I then did the following environmental variable assignments
# Assign appropriate values.
PROJECT=$(gcloud config list project --format "value(core.project)")
JOB_ID="flowers_${USER}_$(date +%Y%m%d_%H%M%S)"
GCS_PATH="${BUCKET}/${USER}/${JOB_ID}"
DICT_FILE=gs://cloud-ml-data/img/flower_photos/dict.txt
Before trying to preprocess my evaluation data like so:
# Preprocess the eval set.
python trainer/preprocess.py \
--input_dict "$DICT_FILE" \
--input_path "gs://cloud-ml-data/img/flower_photos/eval_set.csv" \
--output_path "${GCS_PATH}/preproc/eval" \
--cloud
Sadly, this runs for a bit and then crashes outputting the following error:
ValueError: Unable to get the Filesystem for path gs://polar-terminal-160506-mlengine/data/eval_set.csv
This doesn't seem possible as I have confirmed with my eyes via my Google Cloud Storage console that eval_set.csv is stored at this location.

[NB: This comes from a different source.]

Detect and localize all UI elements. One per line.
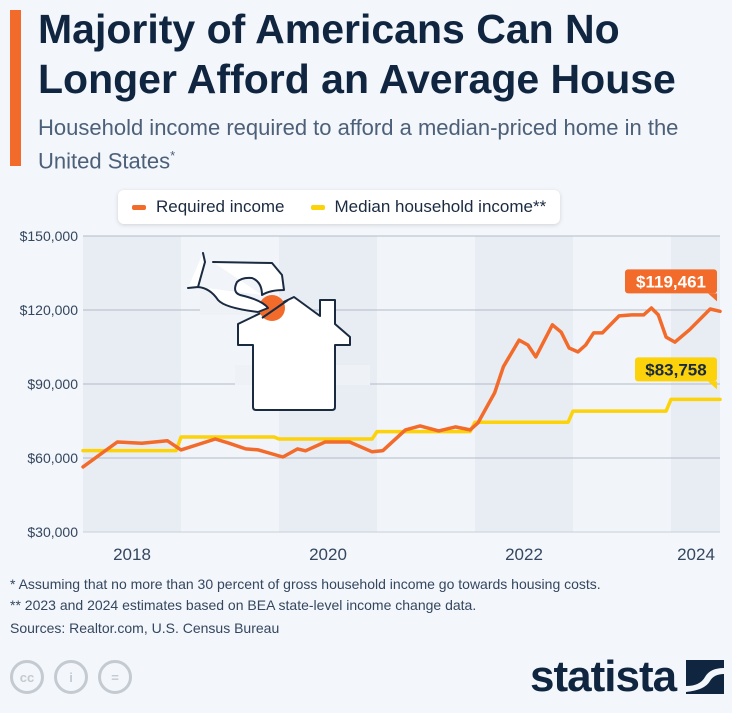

Is this perhaps a permissions issue or something I am not seeing?
Edit:
I have found the cause of this run time error to be from a certain line in the trainer.preprocess.py file. The line is this one:
read_input_source = beam.io.ReadFromText(
opt.input_path, strip_trailing_newlines=True)
Seems like a pretty good clue but I am still not really sure what is going on. When I google "beam.io.ReadFromText ValueError: Unable to get the Filesystem for path" nothing relevant at all appears which is a bit odd. Thoughts?